Cooperative On-Demand Opening (CODO)

Authors: S. Son, B. Allcock, M. Livny

Affiliations: University of Wisconsin, Argonne National Laboratory

CODO is an extension of the Netfilter iptables software capable of configuring new filtering rules in response to valid requests from users' applications. Its main distinctive features are:

• The use of SSL for the signaling channel.
• The use of an memory table to register applications authorized to traverse the firewall.
• The ability to control both incoming and outgoing connections.

The existing network firewall must be integrated with a CODO Firewall Agent. The firewall initially presents only three open ports. The CODO agent uses these ports to listen for signaling messages: one port is used by internal applications to register themselves as available destination entities; another port is used by external applications to request connections to internal destination entities; the third port is used by internal applications to request connections to external destination entities.
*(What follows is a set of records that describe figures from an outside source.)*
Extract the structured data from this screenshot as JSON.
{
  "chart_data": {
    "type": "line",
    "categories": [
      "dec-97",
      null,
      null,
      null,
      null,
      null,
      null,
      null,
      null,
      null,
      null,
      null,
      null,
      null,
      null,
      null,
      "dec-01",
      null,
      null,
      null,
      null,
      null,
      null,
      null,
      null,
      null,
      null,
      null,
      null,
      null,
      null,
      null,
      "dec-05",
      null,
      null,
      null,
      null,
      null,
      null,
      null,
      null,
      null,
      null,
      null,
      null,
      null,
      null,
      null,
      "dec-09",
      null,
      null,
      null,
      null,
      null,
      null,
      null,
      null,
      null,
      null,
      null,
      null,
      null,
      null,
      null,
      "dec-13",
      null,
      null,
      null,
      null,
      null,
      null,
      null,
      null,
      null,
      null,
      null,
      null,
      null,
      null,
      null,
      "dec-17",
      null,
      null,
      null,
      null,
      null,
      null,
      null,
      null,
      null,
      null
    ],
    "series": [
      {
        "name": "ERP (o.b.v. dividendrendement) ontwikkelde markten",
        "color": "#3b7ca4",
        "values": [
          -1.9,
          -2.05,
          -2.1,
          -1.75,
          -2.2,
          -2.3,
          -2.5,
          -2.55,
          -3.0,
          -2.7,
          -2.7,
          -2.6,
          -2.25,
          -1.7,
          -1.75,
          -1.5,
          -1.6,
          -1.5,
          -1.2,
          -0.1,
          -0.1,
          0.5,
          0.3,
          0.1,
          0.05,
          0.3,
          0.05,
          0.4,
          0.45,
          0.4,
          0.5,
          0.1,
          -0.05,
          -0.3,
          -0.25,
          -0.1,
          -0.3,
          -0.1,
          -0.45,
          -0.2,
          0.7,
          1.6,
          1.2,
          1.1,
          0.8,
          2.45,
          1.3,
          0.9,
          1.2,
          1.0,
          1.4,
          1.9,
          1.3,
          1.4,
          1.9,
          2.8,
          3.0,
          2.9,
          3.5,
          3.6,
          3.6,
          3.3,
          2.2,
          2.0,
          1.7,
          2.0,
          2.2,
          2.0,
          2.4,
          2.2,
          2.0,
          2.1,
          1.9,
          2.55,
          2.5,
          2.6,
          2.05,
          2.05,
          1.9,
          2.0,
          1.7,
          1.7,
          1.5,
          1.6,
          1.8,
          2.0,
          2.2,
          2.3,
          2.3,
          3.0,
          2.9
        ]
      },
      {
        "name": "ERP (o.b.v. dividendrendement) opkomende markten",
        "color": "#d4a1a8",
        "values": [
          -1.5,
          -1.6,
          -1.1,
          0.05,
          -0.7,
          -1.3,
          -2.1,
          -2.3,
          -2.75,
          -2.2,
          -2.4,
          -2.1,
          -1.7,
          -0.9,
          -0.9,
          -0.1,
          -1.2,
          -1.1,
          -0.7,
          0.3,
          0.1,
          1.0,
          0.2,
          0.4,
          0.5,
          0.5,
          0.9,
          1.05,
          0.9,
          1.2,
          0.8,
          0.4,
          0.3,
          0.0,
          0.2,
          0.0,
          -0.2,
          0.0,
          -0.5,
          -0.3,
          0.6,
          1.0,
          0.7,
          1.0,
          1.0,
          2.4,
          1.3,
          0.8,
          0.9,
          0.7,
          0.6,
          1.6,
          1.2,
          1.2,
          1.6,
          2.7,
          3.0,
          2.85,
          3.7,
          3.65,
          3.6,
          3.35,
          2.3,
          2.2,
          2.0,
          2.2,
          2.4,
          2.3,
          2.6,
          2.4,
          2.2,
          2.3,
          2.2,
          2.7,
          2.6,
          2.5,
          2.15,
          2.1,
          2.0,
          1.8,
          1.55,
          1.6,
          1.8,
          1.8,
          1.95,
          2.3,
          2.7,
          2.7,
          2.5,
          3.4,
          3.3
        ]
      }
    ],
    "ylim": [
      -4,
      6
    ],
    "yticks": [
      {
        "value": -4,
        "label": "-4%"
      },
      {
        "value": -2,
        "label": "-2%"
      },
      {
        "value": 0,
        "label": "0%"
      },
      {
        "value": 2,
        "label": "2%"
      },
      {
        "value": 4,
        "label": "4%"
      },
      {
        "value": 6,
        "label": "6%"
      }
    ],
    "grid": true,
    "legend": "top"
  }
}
All signaling messages are exchanged over an SSL channel enforcing mutual authentication with X.509 digital certificates. The CODO agent defines in its configuration parameters a list of trusted Certification Authorities. Requests coming from external applications are allowed only if the destination entities are already registered in the memory table. If all controls are successfully passed the CODO agent adds a new filtering rule into the iptables firewall. This rule allows access to the destination host and port number only from the IP address and port number indicated in the connection request.